Algorithm Scalability

There’s a useful concept in computers called Linear Time, which helps us understand why some programs slow down under heavy loads.

If you hand someone a hand of cards and ask them to sort them, they’ll usually go about it this way:

This is the method often use by people to sort bridge hands: consider the elements one at a time, inserting each in its proper place among those already considered (keeping them sorted). The element being considered is inserted merely by moving larger elements one position to the right, then inserting the element into the vacated position.
 — Robert Sedgewick, Algorithms

In other words, you hold your cards in your right hand, then start taking them, one by one, over to your left hand. As you move them, you place them in ascending order.

This is similar to Insertion Sort and also to Selection Sort. These two are the natural, intuitive sorting algorithms to humans.

Insertion Sort is what we call an algorithm. It’s a general plan we can use to solve a problem: we’ve got some stuff in a jumbled up order, and we need to get them into ascending order. Algorithms are really useful. Sorting algorithms in particular are a good starting point for learning about algorithms.

Insertion Sort & Selection Sort

Imagine you have a deck of cards, each card simply has a number on it, numbered from 1 to 10.

To understand sorting we need to play a game with these cards. You take turns in this game, and each turn you can do one of three things:

  • Pop: Draw a card from the top of the deck

  • Place a popped card onto your pile of sorted cards or back onto the deck

  • Search: Or draw a number of cards from either the deck or sorted pile to find a particular card you’re looking for. (These must be put back in the same order). While searching you can pop any one card you find.
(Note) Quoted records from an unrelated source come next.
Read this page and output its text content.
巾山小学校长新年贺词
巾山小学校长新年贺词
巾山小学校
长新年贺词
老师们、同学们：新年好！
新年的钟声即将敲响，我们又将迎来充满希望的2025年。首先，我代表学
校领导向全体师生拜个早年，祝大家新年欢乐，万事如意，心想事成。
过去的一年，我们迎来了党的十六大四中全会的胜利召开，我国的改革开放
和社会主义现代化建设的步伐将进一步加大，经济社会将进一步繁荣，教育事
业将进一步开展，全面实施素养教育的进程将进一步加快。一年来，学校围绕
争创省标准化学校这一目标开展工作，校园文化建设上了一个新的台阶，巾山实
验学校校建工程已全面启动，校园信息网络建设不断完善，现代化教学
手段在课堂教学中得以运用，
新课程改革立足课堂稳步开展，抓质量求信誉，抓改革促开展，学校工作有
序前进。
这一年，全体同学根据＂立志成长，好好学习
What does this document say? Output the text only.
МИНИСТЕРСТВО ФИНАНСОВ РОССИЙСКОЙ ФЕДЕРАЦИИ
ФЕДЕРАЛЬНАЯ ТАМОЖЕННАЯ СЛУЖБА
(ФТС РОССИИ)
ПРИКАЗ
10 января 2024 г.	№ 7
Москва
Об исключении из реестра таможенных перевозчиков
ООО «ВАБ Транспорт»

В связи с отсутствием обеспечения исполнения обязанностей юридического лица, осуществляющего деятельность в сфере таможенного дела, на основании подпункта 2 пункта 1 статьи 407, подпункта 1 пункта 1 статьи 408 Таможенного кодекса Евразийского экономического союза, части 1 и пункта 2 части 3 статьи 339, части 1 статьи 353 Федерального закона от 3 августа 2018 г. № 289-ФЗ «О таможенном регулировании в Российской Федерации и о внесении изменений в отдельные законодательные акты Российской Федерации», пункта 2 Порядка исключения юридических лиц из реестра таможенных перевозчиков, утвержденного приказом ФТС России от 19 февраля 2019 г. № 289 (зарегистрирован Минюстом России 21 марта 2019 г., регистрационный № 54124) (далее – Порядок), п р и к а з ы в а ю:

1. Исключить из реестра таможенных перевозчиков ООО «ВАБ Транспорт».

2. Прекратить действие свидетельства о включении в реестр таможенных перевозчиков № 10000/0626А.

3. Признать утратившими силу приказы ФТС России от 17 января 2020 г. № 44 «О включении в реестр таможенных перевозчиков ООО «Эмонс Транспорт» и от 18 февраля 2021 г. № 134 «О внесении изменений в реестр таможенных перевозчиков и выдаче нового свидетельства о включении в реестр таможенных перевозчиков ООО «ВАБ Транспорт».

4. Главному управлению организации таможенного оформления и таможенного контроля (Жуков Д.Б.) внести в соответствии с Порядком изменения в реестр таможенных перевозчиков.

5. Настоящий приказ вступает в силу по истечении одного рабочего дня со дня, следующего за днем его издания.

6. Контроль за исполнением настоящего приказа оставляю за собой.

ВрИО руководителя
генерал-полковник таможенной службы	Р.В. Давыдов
Once you’ve popped a card you can’t pop another card until you place that card somewhere.

The goal of the game is to get the cards into ascending order on the sorted pile.

To play this game we have to remember we’re pretending to be a computer, so we need to limit ourselves to acting like they do.

Insertion Sort is a simple plan for how to do that. To start with just pop a card and place that onto the sorted pile. From there you do the same thing each turn:

Pop a card from the deck, search the sorted pile to find the right spot for it and put it there.

Selection Sort is basically the opposite plan. Pop one card onto the sorted pile to start, then each turn you’ll search the deck to find the lowest number and pop that then place that on top of the sorted pile.

So Insertion Sort searches the sorted pile each turn, and selection sort searches the deck each turn. You can see that they are basically two sides of the same coin.

Unfortunately, there is another rule: each time you touch any card you incur 1 Cost Point. The goal of the game is actually to incur as little cost as possible. You can probably tell that both of these algorithms are very expensive: with Selection Sort you’re literally touching every card in the deck every turn. That’s something like 50 Cost Points right there for just 10 cards!

Scalability

Now imagine if you had 100 cards numbered from 1 to 100.

That would take forever to sort through. Whereas 10 cards got about 50 cost points for selection sort, with 100 cards you’re over 5,000 cost points!

As the amount of stuff you’re sorting grows it takes longer and longer to sort it.

Some algorithms become really slow, and others barely slow down at all, or even remain at the same speed regardless of how much stuff they’re doing.

We usually refer to how scalable something is by using something called Big O Notation, but that has a few terms, so rather than jumping into the deep end and learning small nuanced differences between terms, I’d just like you to learn the idea of Linear Time, and then understand that other times are either faster or slower than linear time.

When we say something has Linear Time we mean that as the amount of stuff it’s dealing with grows the amount of time the algorithm takes grows proportionally. So if it takes 10 seconds to sort 10 things then it will take 100 seconds to sort 100 things. That’s Linear Time: a 10x increase in the deck size would be a 10x increase in the cost points.

If we look at Selection Sort, it was at ~50 cost points with 10 cards, then at ~5,000 at 100 cards. So a 10x in the deck size actually multiplied the cost by 100x! That’s much slower than Linear Time.

Most of the time you want something to have Linear Time or faster-than-Linear Time.

But, depending on the problem, that might not be possible. Sorting is usually a little bit slower than Linear Time, for example.

A fast sorting algorithm might instead increase by something like 20x if you increase the size of the deck by 10x for example. That’s not linear — linear would be 10x for 10x — but it’s not so much slower, not nearly the 100x we see with Selection Sort.

It’s important to focus on connecting these ideas to the reasons why they matter. Generally speaking, if you’re talking about a web startup the kindof scalability they’re looking for is to grow their userbase, and so naturally as more people use their website it’ll put more strain on the site. But how much more strain?

If the algorithm grows at much more than a linear rate the site might well crash, or be so slow that people no longer want to use the site.